Das Fontane-Jahr 2019 gleichwohl des Schriftstellers 200. Geburtstag liegt in der Vergangenheit. Deshalb blickt jedes Mitglied des Fontane Blogs noch einmal auf die dahingeschiedene Zeit zurück und erinnert sich an seinen einprägendsten Fontane-Moment.

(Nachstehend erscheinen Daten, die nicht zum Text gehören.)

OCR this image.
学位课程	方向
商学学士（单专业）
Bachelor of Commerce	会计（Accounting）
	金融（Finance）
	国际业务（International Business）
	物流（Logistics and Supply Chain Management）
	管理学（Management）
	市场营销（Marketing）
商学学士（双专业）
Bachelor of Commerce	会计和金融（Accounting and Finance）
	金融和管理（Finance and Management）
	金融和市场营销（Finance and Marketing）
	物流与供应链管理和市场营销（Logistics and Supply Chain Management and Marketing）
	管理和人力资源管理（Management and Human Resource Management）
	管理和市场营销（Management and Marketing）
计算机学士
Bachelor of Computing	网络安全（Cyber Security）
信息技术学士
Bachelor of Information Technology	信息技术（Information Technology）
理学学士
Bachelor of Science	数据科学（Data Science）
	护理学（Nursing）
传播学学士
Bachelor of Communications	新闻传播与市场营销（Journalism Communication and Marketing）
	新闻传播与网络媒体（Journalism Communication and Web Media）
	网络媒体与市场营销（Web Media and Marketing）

Mit einem kleinen gelben Büchlein in der Hand machte ich mich auf den Weg zur Uni. Noch etwas ermüdet, schlug ich die erste Seite auf und verschlang die restlichen – bis ich schließlich an der Uni angekommen war. Die Geschichte um Lene und Botho zog mich in den Bann, Frau Dörr hinterließ regelmäßig ein Schmunzeln auf meinen Lippen. Die restlichen Figuren ergänzen die Handlung des Romans in bemerkenswerter Weise, sodass man sich entweder vor Lachen schwer halten kann oder durch die Ernsthaftigkeit zum Nachdenken angehalten wird. Den Roman las ich noch am gleichen Tag bis tief in die Nacht hinein. Einige Tage blieb es liegen, im Kopf spann ich die Handlung weiter. Besser sollte ich sagen: die Gestaltung der Handlung spann ich weiter – die Handlung kannte ich im Umriss. Endlich – einige Tage später packte ich das Büchlein für ein Wochenende nach Paris ein. Unterwegs, bei einer Pause, zückte ich ohne Zögern das Büchlein vor, um – auch wenn es nur fünf Seiten waren – weiter zu lesen. So erklärt sich auch der im Buch befindliche Kassenbon eines Cafés.
Bei einem Crêpe und heißer Schokolade versank ich inmitten des Pariser Trubels in die Geschichte, welche inzwischen bei Käthe angelangt war. Irrungen, Wirrungen hatte ich wenige Tage später – in der U-Bahn – fertig gelesen. Das Buch blieb trotzdem in meiner Manteltasche, noch wollte ich mich nicht von ihm lösen. Ein willkürliches Blättern, die Anstreichungen und Anmerkungen rekapitulierend, verzogen sich meine Mundwinkel erneut zu einem Schmunzeln. Die Sprache, der Witz und die Tiefgründigkeit, die Fontane seinen Figuren einverleibt, ließen mich nicht mehr los.
Zuhause angekommen, griff ich zum nächsten Roman: Frau Jenny Treibel. Ich wurde nicht enttäuscht – im Gegenteil: Die Beschreibung der bürgerlichen Gesellschaft hielt mich auf Trab. Die zahlreichen Dialoge zeichnen mit viel Witz ein Bild Berlins zum Ende des 19. Jahrhunderts.
Meiner Mutter enthielt ich die neu entfachte Begeisterung nicht – ich konnte es nicht. So war es eine glückliche Begebenheit, dass wir einige Tage danach spätabends Dussmann einen Besuch abstatteten. Die Beichte meiner Mutter, dass sie noch kein Weihnachtsgeschenk für mich hatte, kam mir gelegen. Ich durfte die mir fehlenden Romane Fontanes aussuchen. Schon jetzt kann ich es kaum erwarten, viele U-Bahn-Fahrten mit Fontane und einem kleinen gelben Büchlein zu verbringen. Der Kassierer fragte mich bei der Menge prompt, ob ich eine wissenschaftliche Arbeit vorhätte. Mein Kopfschütteln verriet anderes. Meine Mutter suchte eine Antwort, indem sie meine Mitgliedschaft im Fontane-Blog und die Bekanntschaft mit Roland Berbig aussprach. Erneut verblieb ich mit einem Schütteln des nun leicht errötenden Kopfes. Das war nicht die Antwort – oder hatte meine Mutter vielleicht doch Recht? Ich kam zu folgendem Entschluss: In der Tat – der Fontane-Blog, seine Mitglieder und die vielen Veranstaltungen haben in mir eine Freude und Neugierde an Fontane entfacht, der ich mich nicht mehr entziehen kann. Und so kann ich folgenden kitschigen, doch aber wahren Abschluss wählen: Wenngleich sich die Tür zum Fontane-Jahr geschlossen hat, öffnete sich die Tür zu der Welt Fontanes, die sich nicht mehr schließen wird.